Friday, October 26, 2012

Dugeons and Resources: Sci-Fi Cities

Tonight is my games night and even though it is not my turn to GM I figured I could share some of the things I do to make my world. When it comes to role-playing games it is a GM’s job to create a world that the players are immersed into. Sometimes coming up with new and interesting locations can be an especially daunting task.

My personal specialty when it comes to GMing is heavily set in the more Sci-Fi futuristic style settings. When I was learning how to be a good GM I borrowed some of the base concepts from a role-playing tips email newsletter I get and modified them to my style. Though their concept was more targeted for a game called Traveller, its basic concepts are transferable to any science fiction setting.

From what I understand the term "Startown" is the game Traveller's phrase for a city connected to a ground starport. Each city is therefore connected to their interstellar community. When building a world in a game with tens of thousands of planets, it becomes overwhelming for the GM to think about individual cities. But like with all things a little bit of organization and random generators, the burdensome part of the task of creating these places can be taken care of. I used this system to build my own cities in my created universe of Shadowrun my favorite Sci-Fi game.

First let us break it down into three basic ideas of what is important to think about when creating a city. Each game is different for example I use Shadowrun which is set on earth so all I had to do was think about a city or country and that would cover its location for me.

  1. Location
  2. Districts
  3. Connection

If you look to the history books you will soon realize most cities were formed for a reason they did not just spring up out of nowhere. There are essentially six reasons for a city and therefore a simple roll of the die will tell you why and where the city is set up
Depending on the features of the Planet or Country, a city may be built near one of the following features (roll 1D6):

  • A river or a steep, deep ravine.
  • A crossroads or centrally located between two large cities.
  • A resource. For example, a lake, ore smelter, refinery or shipyard.
  • An Imperial Naval base, an Imperial Scout base or an Military Garrison.
  • A mountain or atop a plateau overlooking hundreds of kilometers of land.
  • The world's or country’s capital city.

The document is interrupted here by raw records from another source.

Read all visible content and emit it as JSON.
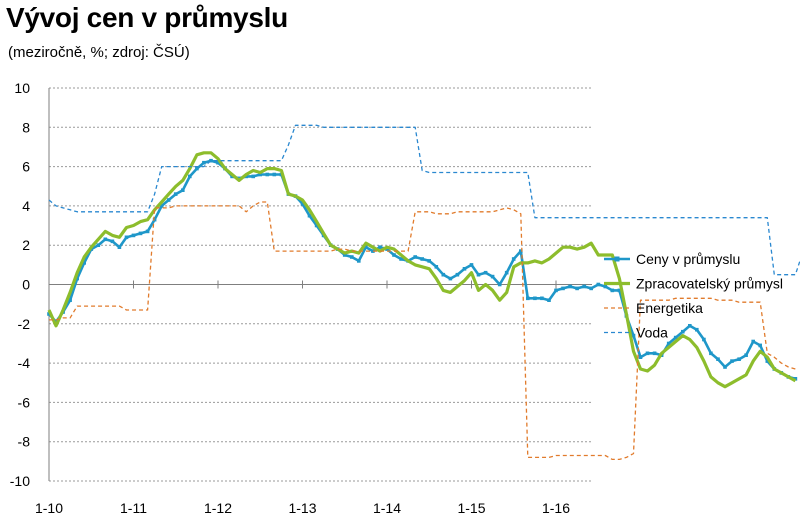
{
  "title": "Vývoj cen v průmyslu",
  "subtitle": "(meziročně, %; zdroj: ČSÚ)",
  "chart_data": {
    "type": "line",
    "title": "Vývoj cen v průmyslu",
    "subtitle": "(meziročně, %; zdroj: ČSÚ)",
    "xlabel": "",
    "ylabel": "",
    "ylim": [
      -10,
      10
    ],
    "yticks": [
      -10,
      -8,
      -6,
      -4,
      -2,
      0,
      2,
      4,
      6,
      8,
      10
    ],
    "xtick_labels": [
      "1-10",
      "1-11",
      "1-12",
      "1-13",
      "1-14",
      "1-15",
      "1-16"
    ],
    "x_start": "2010-01",
    "grid": "horizontal dashed",
    "legend_position": "right",
    "series": [
      {
        "name": "Ceny v průmyslu",
        "color": "#1f97c9",
        "style": "solid-markers",
        "values": [
          -1.5,
          -1.9,
          -1.4,
          -0.8,
          0.3,
          1.1,
          1.8,
          2.0,
          2.3,
          2.2,
          1.9,
          2.4,
          2.5,
          2.6,
          2.7,
          3.3,
          4.0,
          4.3,
          4.6,
          4.8,
          5.5,
          5.9,
          6.2,
          6.3,
          6.2,
          5.9,
          5.5,
          5.4,
          5.5,
          5.5,
          5.6,
          5.6,
          5.6,
          5.6,
          4.6,
          4.5,
          4.1,
          3.5,
          3.0,
          2.5,
          2.0,
          1.8,
          1.5,
          1.4,
          1.2,
          1.9,
          1.7,
          1.9,
          1.8,
          1.5,
          1.3,
          1.2,
          1.4,
          1.3,
          1.2,
          0.9,
          0.5,
          0.3,
          0.5,
          0.8,
          1.0,
          0.5,
          0.6,
          0.4,
          0.0,
          0.6,
          1.3,
          1.7,
          -0.7,
          -0.7,
          -0.7,
          -0.8,
          -0.3,
          -0.2,
          -0.1,
          -0.2,
          -0.1,
          -0.2,
          0.0,
          -0.1,
          -0.3,
          -0.3,
          -1.6,
          -2.6,
          -3.7,
          -3.5,
          -3.5,
          -3.6,
          -3.0,
          -2.7,
          -2.4,
          -2.1,
          -2.3,
          -2.8,
          -3.5,
          -3.8,
          -4.2,
          -3.9,
          -3.8,
          -3.6,
          -2.9,
          -3.1,
          -3.9,
          -4.3,
          -4.5,
          -4.7,
          -4.8
        ]
      },
      {
        "name": "Zpracovatelský průmysl",
        "color": "#8dbd2c",
        "style": "solid-thick",
        "values": [
          -1.3,
          -2.1,
          -1.3,
          -0.4,
          0.6,
          1.4,
          1.9,
          2.3,
          2.7,
          2.5,
          2.4,
          2.9,
          3.0,
          3.2,
          3.3,
          3.8,
          4.2,
          4.6,
          5.0,
          5.3,
          5.9,
          6.6,
          6.7,
          6.7,
          6.4,
          5.9,
          5.6,
          5.3,
          5.6,
          5.8,
          5.7,
          5.9,
          5.9,
          5.8,
          4.6,
          4.5,
          4.3,
          3.8,
          3.2,
          2.6,
          2.0,
          1.8,
          1.6,
          1.7,
          1.6,
          2.1,
          1.9,
          1.7,
          1.9,
          1.8,
          1.5,
          1.2,
          1.0,
          0.9,
          0.8,
          0.3,
          -0.3,
          -0.4,
          -0.1,
          0.2,
          0.6,
          -0.3,
          0.0,
          -0.3,
          -0.8,
          -0.4,
          0.9,
          1.1,
          1.1,
          1.2,
          1.1,
          1.3,
          1.6,
          1.9,
          1.9,
          1.8,
          1.9,
          2.1,
          1.5,
          1.5,
          1.5,
          0.3,
          -1.5,
          -3.4,
          -4.3,
          -4.4,
          -4.1,
          -3.5,
          -3.2,
          -2.9,
          -2.6,
          -2.8,
          -3.2,
          -3.9,
          -4.7,
          -5.0,
          -5.2,
          -5.0,
          -4.8,
          -4.6,
          -3.9,
          -3.4,
          -3.7,
          -4.3,
          -4.5,
          -4.7,
          -4.9
        ]
      },
      {
        "name": "Energetika",
        "color": "#e17b2c",
        "style": "dashed",
        "values": [
          -1.8,
          -1.8,
          -1.7,
          -1.7,
          -1.1,
          -1.1,
          -1.1,
          -1.1,
          -1.1,
          -1.1,
          -1.1,
          -1.3,
          -1.3,
          -1.3,
          -1.3,
          3.9,
          3.9,
          3.9,
          4.0,
          4.0,
          4.0,
          4.0,
          4.0,
          4.0,
          4.0,
          4.0,
          4.0,
          4.0,
          3.7,
          4.0,
          4.2,
          4.2,
          1.7,
          1.7,
          1.7,
          1.7,
          1.7,
          1.7,
          1.7,
          1.7,
          1.7,
          1.8,
          1.8,
          1.7,
          1.7,
          1.7,
          1.7,
          1.7,
          1.7,
          1.7,
          1.7,
          1.7,
          3.7,
          3.7,
          3.7,
          3.6,
          3.6,
          3.6,
          3.7,
          3.7,
          3.7,
          3.7,
          3.7,
          3.7,
          3.8,
          3.9,
          3.8,
          3.6,
          -8.8,
          -8.8,
          -8.8,
          -8.8,
          -8.7,
          -8.7,
          -8.7,
          -8.7,
          -8.7,
          -8.7,
          -8.7,
          -8.7,
          -8.9,
          -8.9,
          -8.8,
          -8.6,
          -0.8,
          -0.8,
          -0.8,
          -0.8,
          -0.8,
          -0.7,
          -0.7,
          -0.7,
          -0.7,
          -0.7,
          -0.7,
          -0.8,
          -0.8,
          -0.8,
          -0.9,
          -0.9,
          -0.9,
          -0.9,
          -3.5,
          -3.7,
          -4.0,
          -4.2,
          -4.3
        ]
      },
      {
        "name": "Voda",
        "color": "#2a88d0",
        "style": "dashed",
        "values": [
          4.3,
          4.0,
          3.9,
          3.8,
          3.7,
          3.7,
          3.7,
          3.7,
          3.7,
          3.7,
          3.7,
          3.7,
          3.7,
          3.7,
          3.7,
          4.6,
          6.0,
          6.0,
          6.0,
          6.0,
          6.0,
          6.0,
          6.0,
          6.3,
          6.3,
          6.3,
          6.3,
          6.3,
          6.3,
          6.3,
          6.3,
          6.3,
          6.3,
          6.3,
          7.1,
          8.1,
          8.1,
          8.1,
          8.1,
          8.0,
          8.0,
          8.0,
          8.0,
          8.0,
          8.0,
          8.0,
          8.0,
          8.0,
          8.0,
          8.0,
          8.0,
          8.0,
          8.0,
          5.8,
          5.7,
          5.7,
          5.7,
          5.7,
          5.7,
          5.7,
          5.7,
          5.7,
          5.7,
          5.7,
          5.7,
          5.7,
          5.7,
          5.7,
          5.7,
          3.4,
          3.4,
          3.4,
          3.4,
          3.4,
          3.4,
          3.4,
          3.4,
          3.4,
          3.4,
          3.4,
          3.4,
          3.4,
          3.4,
          3.4,
          3.4,
          3.4,
          3.4,
          3.4,
          3.4,
          3.4,
          3.4,
          3.4,
          3.4,
          3.4,
          3.4,
          3.4,
          3.4,
          3.4,
          3.4,
          3.4,
          3.4,
          3.4,
          3.4,
          0.5,
          0.5,
          0.5,
          0.5,
          1.6
        ]
      }
    ]
  }
}
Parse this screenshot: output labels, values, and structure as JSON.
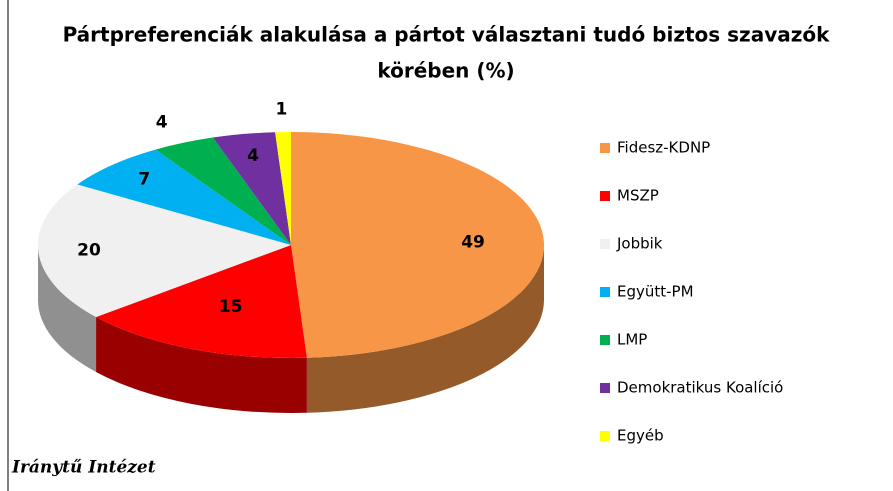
{
  "chart_data": {
    "type": "pie3d",
    "title": "Pártpreferenciák alakulása a pártot választani tudó biztos szavazók körében (%)",
    "title_lines": [
      "Pártpreferenciák alakulása a pártot választani tudó biztos szavazók",
      "körében (%)"
    ],
    "categories": [
      "Fidesz-KDNP",
      "MSZP",
      "Jobbik",
      "Együtt-PM",
      "LMP",
      "Demokratikus Koalíció",
      "Egyéb"
    ],
    "values": [
      49,
      15,
      20,
      7,
      4,
      4,
      1
    ],
    "colors": [
      "#f79646",
      "#ff0000",
      "#f0f0f0",
      "#00b0f0",
      "#00b050",
      "#7030a0",
      "#ffff00"
    ],
    "legend": "right",
    "source": "Iránytű Intézet"
  }
}
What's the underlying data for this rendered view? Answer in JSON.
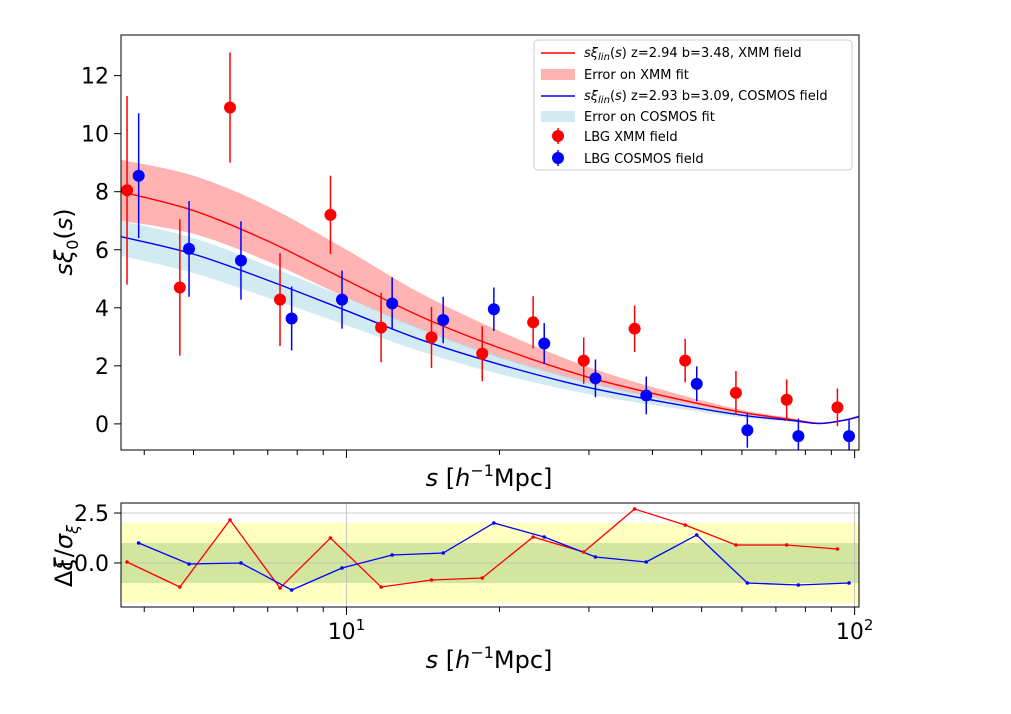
{
  "chart_data": [
    {
      "type": "scatter",
      "xscale": "log",
      "xlim": [
        3.6,
        102
      ],
      "ylim": [
        -0.9,
        13.4
      ],
      "xlabel": "s [h⁻¹Mpc]",
      "ylabel": "sξ₀(s)",
      "ytick_labels": [
        "0",
        "2",
        "4",
        "6",
        "8",
        "10",
        "12"
      ],
      "legend_position": "top-right",
      "legend": [
        {
          "label": "sξ_lin(s) z=2.94 b=3.48, XMM field",
          "color": "#ff0000",
          "kind": "line"
        },
        {
          "label": "Error on XMM fit",
          "color": "#ff9999",
          "kind": "band"
        },
        {
          "label": "sξ_lin(s) z=2.93 b=3.09, COSMOS field",
          "color": "#0000ff",
          "kind": "line"
        },
        {
          "label": "Error on  COSMOS fit",
          "color": "#add8e6",
          "kind": "band"
        },
        {
          "label": "LBG XMM field",
          "color": "#ff0000",
          "kind": "marker"
        },
        {
          "label": "LBG COSMOS field",
          "color": "#0000ff",
          "kind": "marker"
        }
      ],
      "series": [
        {
          "name": "LBG XMM field",
          "color": "#ff0000",
          "x": [
            3.7,
            4.7,
            5.9,
            7.4,
            9.3,
            11.7,
            14.7,
            18.5,
            23.3,
            29.3,
            36.9,
            46.4,
            58.4,
            73.5,
            92.5
          ],
          "y": [
            8.05,
            4.7,
            10.9,
            4.28,
            7.2,
            3.32,
            2.98,
            2.42,
            3.5,
            2.18,
            3.28,
            2.18,
            1.07,
            0.83,
            0.57
          ],
          "yerr": [
            3.25,
            2.35,
            1.9,
            1.6,
            1.35,
            1.2,
            1.05,
            0.95,
            0.9,
            0.8,
            0.8,
            0.75,
            0.75,
            0.7,
            0.65
          ]
        },
        {
          "name": "LBG COSMOS field",
          "color": "#0000ff",
          "x": [
            3.9,
            4.9,
            6.2,
            7.8,
            9.8,
            12.3,
            15.5,
            19.5,
            24.5,
            30.9,
            38.9,
            48.9,
            61.5,
            77.5,
            97.5
          ],
          "y": [
            8.55,
            6.03,
            5.63,
            3.63,
            4.28,
            4.15,
            3.58,
            3.95,
            2.77,
            1.57,
            0.98,
            1.38,
            -0.22,
            -0.42,
            -0.42
          ],
          "yerr": [
            2.15,
            1.65,
            1.35,
            1.1,
            1.0,
            0.9,
            0.8,
            0.75,
            0.7,
            0.65,
            0.65,
            0.6,
            0.6,
            0.6,
            0.55
          ]
        }
      ],
      "model_curves": [
        {
          "name": "XMM fit",
          "color": "#ff0000",
          "band_color": "#ff9999",
          "x": [
            3.6,
            5,
            7,
            10,
            14,
            20,
            30,
            45,
            60,
            75,
            85,
            95,
            102
          ],
          "y": [
            8.0,
            7.35,
            6.3,
            4.95,
            3.7,
            2.62,
            1.6,
            0.85,
            0.4,
            0.15,
            0.02,
            0.12,
            0.25
          ],
          "band_upper": [
            9.1,
            8.55,
            7.5,
            6.0,
            4.5,
            3.2,
            1.95,
            1.02,
            0.48,
            0.2,
            0.04,
            0.16,
            0.3
          ],
          "band_lower": [
            7.0,
            6.55,
            5.6,
            4.35,
            3.25,
            2.28,
            1.4,
            0.74,
            0.34,
            0.12,
            0.0,
            0.1,
            0.22
          ]
        },
        {
          "name": "COSMOS fit",
          "color": "#0000ff",
          "band_color": "#add8e6",
          "x": [
            3.6,
            5,
            7,
            10,
            14,
            20,
            30,
            45,
            60,
            75,
            85,
            95,
            102
          ],
          "y": [
            6.45,
            5.85,
            4.95,
            3.9,
            2.9,
            2.05,
            1.25,
            0.66,
            0.3,
            0.12,
            0.01,
            0.12,
            0.25
          ],
          "band_upper": [
            7.0,
            6.4,
            5.45,
            4.35,
            3.3,
            2.35,
            1.45,
            0.78,
            0.36,
            0.14,
            0.03,
            0.14,
            0.28
          ],
          "band_lower": [
            5.8,
            5.2,
            4.35,
            3.4,
            2.5,
            1.72,
            1.02,
            0.52,
            0.22,
            0.08,
            0.0,
            0.1,
            0.22
          ]
        }
      ]
    },
    {
      "type": "line",
      "xscale": "log",
      "xlim": [
        3.6,
        102
      ],
      "ylim": [
        -2.2,
        3.0
      ],
      "xlabel": "s [h⁻¹Mpc]",
      "ylabel": "Δξ/σξ",
      "ytick_labels": [
        "−0.0",
        "2.5"
      ],
      "ytick_values": [
        0.0,
        2.5
      ],
      "xtick_labels": [
        {
          "base": "10",
          "exp": "1",
          "value": 10
        },
        {
          "base": "10",
          "exp": "2",
          "value": 100
        }
      ],
      "grid": true,
      "bands": [
        {
          "from": -2,
          "to": 2,
          "color": "#ffffc0"
        },
        {
          "from": -1,
          "to": 1,
          "color": "#d2e6a0"
        }
      ],
      "series": [
        {
          "name": "XMM residual",
          "color": "#ff0000",
          "x": [
            3.7,
            4.7,
            5.9,
            7.4,
            9.3,
            11.7,
            14.7,
            18.5,
            23.3,
            29.3,
            36.9,
            46.4,
            58.4,
            73.5,
            92.5
          ],
          "y": [
            0.05,
            -1.2,
            2.15,
            -1.25,
            1.25,
            -1.2,
            -0.85,
            -0.75,
            1.3,
            0.55,
            2.7,
            1.9,
            0.9,
            0.9,
            0.7
          ]
        },
        {
          "name": "COSMOS residual",
          "color": "#0000ff",
          "x": [
            3.9,
            4.9,
            6.2,
            7.8,
            9.8,
            12.3,
            15.5,
            19.5,
            24.5,
            30.9,
            38.9,
            48.9,
            61.5,
            77.5,
            97.5
          ],
          "y": [
            1.0,
            -0.05,
            0.0,
            -1.35,
            -0.25,
            0.4,
            0.5,
            2.0,
            1.3,
            0.3,
            0.05,
            1.4,
            -1.0,
            -1.1,
            -1.0
          ]
        }
      ]
    }
  ]
}
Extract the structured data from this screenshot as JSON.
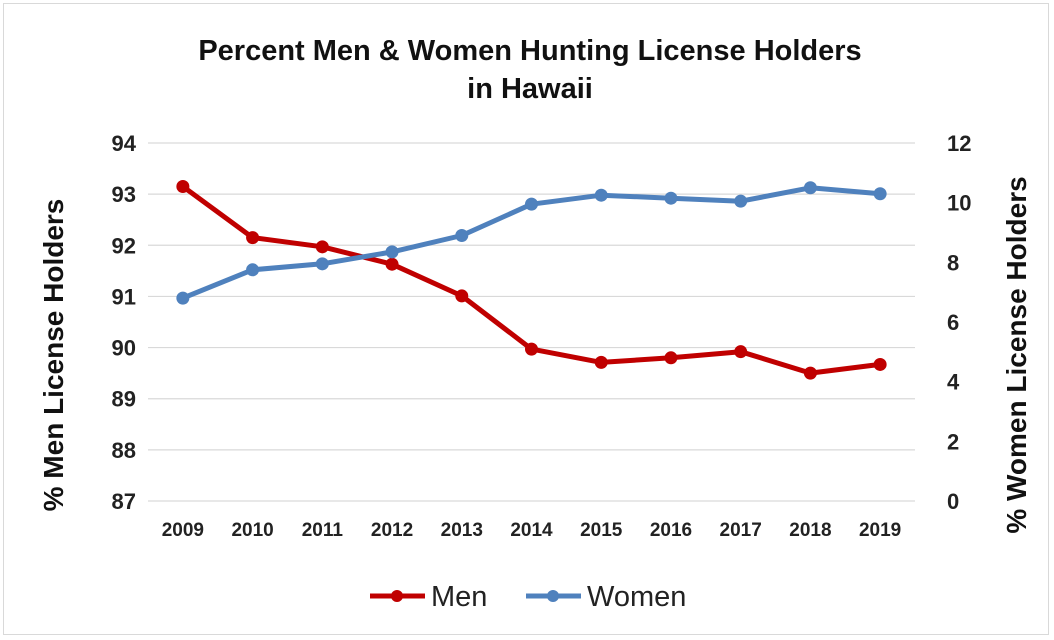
{
  "chart_data": {
    "type": "line",
    "title_lines": [
      "Percent Men & Women Hunting License Holders",
      "in Hawaii"
    ],
    "x": [
      "2009",
      "2010",
      "2011",
      "2012",
      "2013",
      "2014",
      "2015",
      "2016",
      "2017",
      "2018",
      "2019"
    ],
    "y_left": {
      "label": "% Men License Holders",
      "range": [
        87,
        94
      ],
      "ticks": [
        "87",
        "88",
        "89",
        "90",
        "91",
        "92",
        "93",
        "94"
      ]
    },
    "y_right": {
      "label": "% Women License Holders",
      "range": [
        0,
        12
      ],
      "ticks": [
        "0",
        "2",
        "4",
        "6",
        "8",
        "10",
        "12"
      ]
    },
    "grid": true,
    "legend_position": "bottom",
    "series": [
      {
        "name": "Men",
        "axis": "left",
        "color": "#c00000",
        "values": [
          93.15,
          92.15,
          91.97,
          91.63,
          91.01,
          89.97,
          89.71,
          89.8,
          89.92,
          89.5,
          89.67
        ]
      },
      {
        "name": "Women",
        "axis": "right",
        "color": "#4f81bd",
        "values": [
          6.8,
          7.75,
          7.95,
          8.35,
          8.9,
          9.95,
          10.25,
          10.15,
          10.05,
          10.5,
          10.3
        ]
      }
    ]
  }
}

If you want to you can roll two times to make a city more interesting and dynamic.

At any given time a large city will usually have about six very different districts:

1) Warehousing
This is the area of the city with mostly dingy buildings and seedy bars filled with unsavory type NPCs. Typically looks abandoned, except when a large shipment is being loaded or unloaded into a building. This area operates at a constant level of activity day and night, meaning something could be potentially happening whenever. This is a great place to put secret backroom games or word of mouth only clubs, primo place for underground type dealings.

2) Industrial
This is where all of the cities factories are located, whether they are clean and new or old and dirty here is where the city stashes them. Typically looks a little like a warehousing district, except with a lot of the ambient noise of construction. At night this tends to be where the more organized crime does all of their dirty deals and also dispose of the bodies.

3) The Old City
This is a more central area of the city, here there are many mixed zones that are coexisting in an uneasy peace. Wealthy urban living mixed with slums, office and medical complexes, museums, libraries all in some of the city’s oldest buildings. Activity here is at all hours, but primarily during the day for both the locals and the tourist traffic. This is where old turf wars are disputed as the gangs battle for domination of their old neighborhoods. This is also where the older colleges and hospitals would be located because this is the original start of the city.

4) Tall Corporate
The clean, urban towers of fancy hotels, restaurants, and wealthy, big businesses make their homes here. Activity here happens at all hours, with lots of transportation such as cabs and limos from all points in the city in and out. Mostly people in suits and fancy wear are here and those less dressed stand out like sore thumbs.

5) Ex-Urban Light Corporate
Usually this is the Silicon Valley, where the young and struggling start- up companies find a place to get on their feet. Also the location of some super-wealthy but low-profile businesses set up shop to keep out of the corporate spot light. The wealthy tend to like to live here because it is located farther away from the central corporate areas. This area is busy during the day but oddly peaceful at night, and tends to be monitored around the clock. This is also where the private medical practices set up shop to serve those who can pay a pretty penny.

6) Habitats
Apartments and housing blocks where typical citizens live take up a majority of the space in this area. These are microcosms of urban living, that include little shops, pubs, parks, small offices, schools, and various typical services built-in or close at hand. Active most of the time, though it tends to be fairly quieter in the late evening and early hours of the morning.

This refers to how easily the city is connected to others around it and whether or not it has a large airport or not. Most of the time cities have developed infrastructure to work closely with is neighbors so as to share resources. 

This is just an idea on how to build the basic structure for a large urban centre and gives you a starting point from where to go. Things like a city’s culture are completely up to you and I think that is where the creative fun generally comes from. I hope that this concept is helpful for any aspiring GMs out there who might have been intimidated by the idea of creating a city from nothing.